Die Worte Jesu klingen in meinem Ohr: Solche Dinge werden zertreten. Sie verdorren, sie ersticken. Und ich ergänze: Sie machen meine Seele zu einem harten Trampelpfad für die Karawane von Informationen, die ich fahrlässigerweise selbst hereingelassen habe.
Das bereitete Herz
Ein Merkmal eines bereiteten Herzens ist das Bereiten selbst. Und unverzichtbar für dieses Bereiten ist die Geduld. Geduld entscheidet sich nur ein klein bisschen für, aber ganz viel gegen etwas anderes.
Zwar gilt es auch immer wieder, „ein Neues zu pflügen“.
In Hosea 10:12 ist davon die Rede, „Neuland“ zu pflügen.
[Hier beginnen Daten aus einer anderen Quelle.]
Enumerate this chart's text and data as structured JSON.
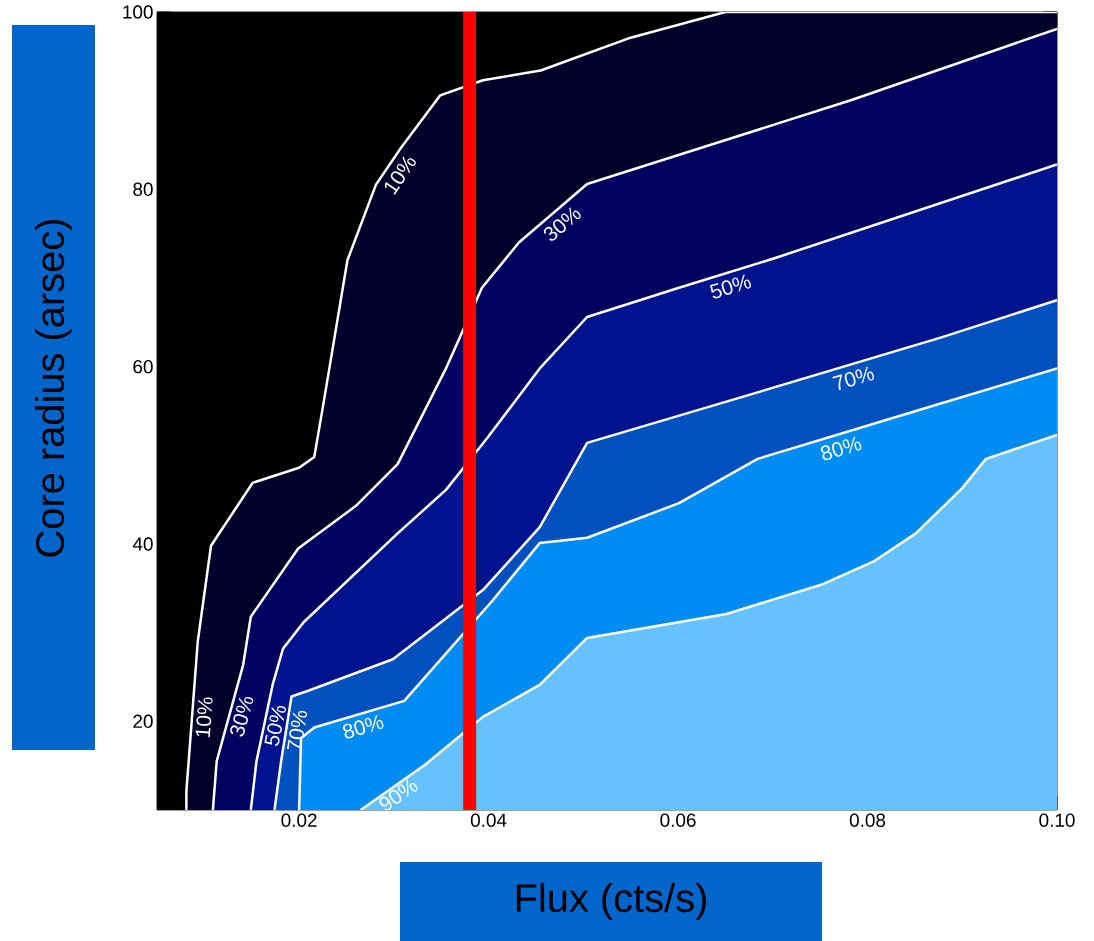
{
  "chart_data": {
    "type": "area",
    "xlabel": "Flux (cts/s)",
    "ylabel": "Core radius (arsec)",
    "xlim": [
      0.005,
      0.1
    ],
    "ylim": [
      10,
      100
    ],
    "xticks": [
      0.02,
      0.04,
      0.06,
      0.08,
      {
        "value": 0.1,
        "label": "0.10"
      }
    ],
    "yticks": [
      20,
      40,
      60,
      80,
      100
    ],
    "grid": false,
    "series": [
      {
        "name": "10%",
        "color": "#000028",
        "x": [
          0.0081,
          0.0081,
          0.0093,
          0.0107,
          0.0151,
          0.02,
          0.0216,
          0.0228,
          0.0251,
          0.0281,
          0.0307,
          0.0349,
          0.0394,
          0.0455,
          0.055,
          0.065,
          0.1
        ],
        "values": [
          10,
          12.1,
          29,
          39.8,
          46.9,
          48.6,
          49.8,
          57.3,
          72,
          80.5,
          84.6,
          90.6,
          92.3,
          93.4,
          97.1,
          100,
          100
        ]
      },
      {
        "name": "30%",
        "color": "#000060",
        "x": [
          0.0109,
          0.0113,
          0.0141,
          0.0149,
          0.0199,
          0.026,
          0.0304,
          0.0355,
          0.0393,
          0.0432,
          0.0504,
          0.0784,
          0.1
        ],
        "values": [
          10,
          15.5,
          26.4,
          31.8,
          39.5,
          44.3,
          49,
          59.8,
          68.9,
          74,
          80.6,
          90.1,
          98.1
        ]
      },
      {
        "name": "50%",
        "color": "#00138f",
        "x": [
          0.0149,
          0.0155,
          0.0172,
          0.0183,
          0.0205,
          0.0304,
          0.0355,
          0.0399,
          0.0454,
          0.0504,
          0.0601,
          0.0701,
          0.1
        ],
        "values": [
          10,
          15.5,
          24.1,
          28.2,
          31.2,
          41.2,
          46.1,
          52,
          59.8,
          65.6,
          68.9,
          72.2,
          82.8
        ]
      },
      {
        "name": "70%",
        "color": "#0050c0",
        "x": [
          0.0174,
          0.0181,
          0.0192,
          0.0211,
          0.0299,
          0.0394,
          0.0454,
          0.0504,
          0.0684,
          0.0878,
          0.1
        ],
        "values": [
          10,
          15.5,
          22.8,
          23.5,
          27,
          34.8,
          41.9,
          51.4,
          57.1,
          63.3,
          67.5
        ]
      },
      {
        "name": "80%",
        "color": "#008cf2",
        "x": [
          0.02,
          0.0202,
          0.0216,
          0.0311,
          0.0404,
          0.0454,
          0.0504,
          0.0601,
          0.0684,
          0.0851,
          0.1
        ],
        "values": [
          10,
          18.1,
          19.3,
          22.3,
          33.6,
          40.1,
          40.7,
          44.6,
          49.6,
          55,
          59.8
        ]
      },
      {
        "name": "90%",
        "color": "#66c2fe",
        "x": [
          0.0265,
          0.0333,
          0.0394,
          0.0454,
          0.0504,
          0.0651,
          0.0751,
          0.0806,
          0.0851,
          0.09,
          0.0925,
          0.1
        ],
        "values": [
          10,
          15.1,
          20.5,
          24.1,
          29.4,
          32.1,
          35.4,
          38,
          41.2,
          46.3,
          49.6,
          52.3
        ]
      }
    ],
    "ref_lines": [
      {
        "axis": "x",
        "value": 0.038,
        "color": "#ff0000"
      }
    ]
  }
}
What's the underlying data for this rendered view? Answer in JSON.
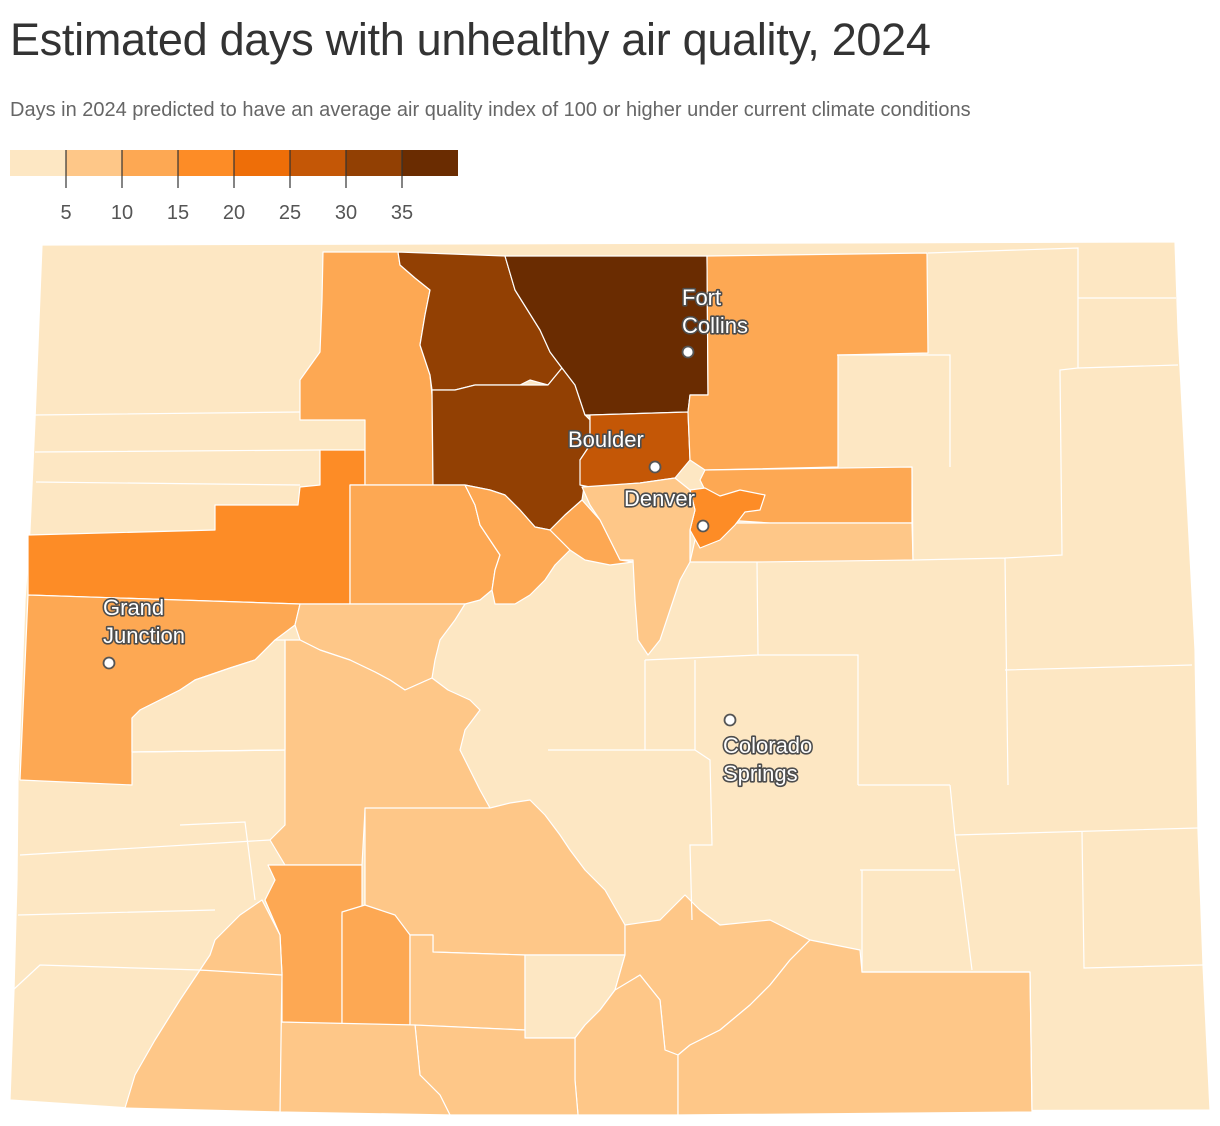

Aber die meiste Zeit gilt es, den schon anvertrauten Acker dauerhaft zu bearbeiten.
Geduld vertraut darauf, dass das Gegebene Frucht bringen wird, wenn ich es mit Ernst und Sorgfalt recht behandle. Ich suche nicht ständig das Neue, Beste, sondern ich mache aus dem, was mir anvertraut ist, das Beste.
Werde ich meiner eigenen Andacht gehorsam sein?
Erbarme dich, mein Gott und mein Herr.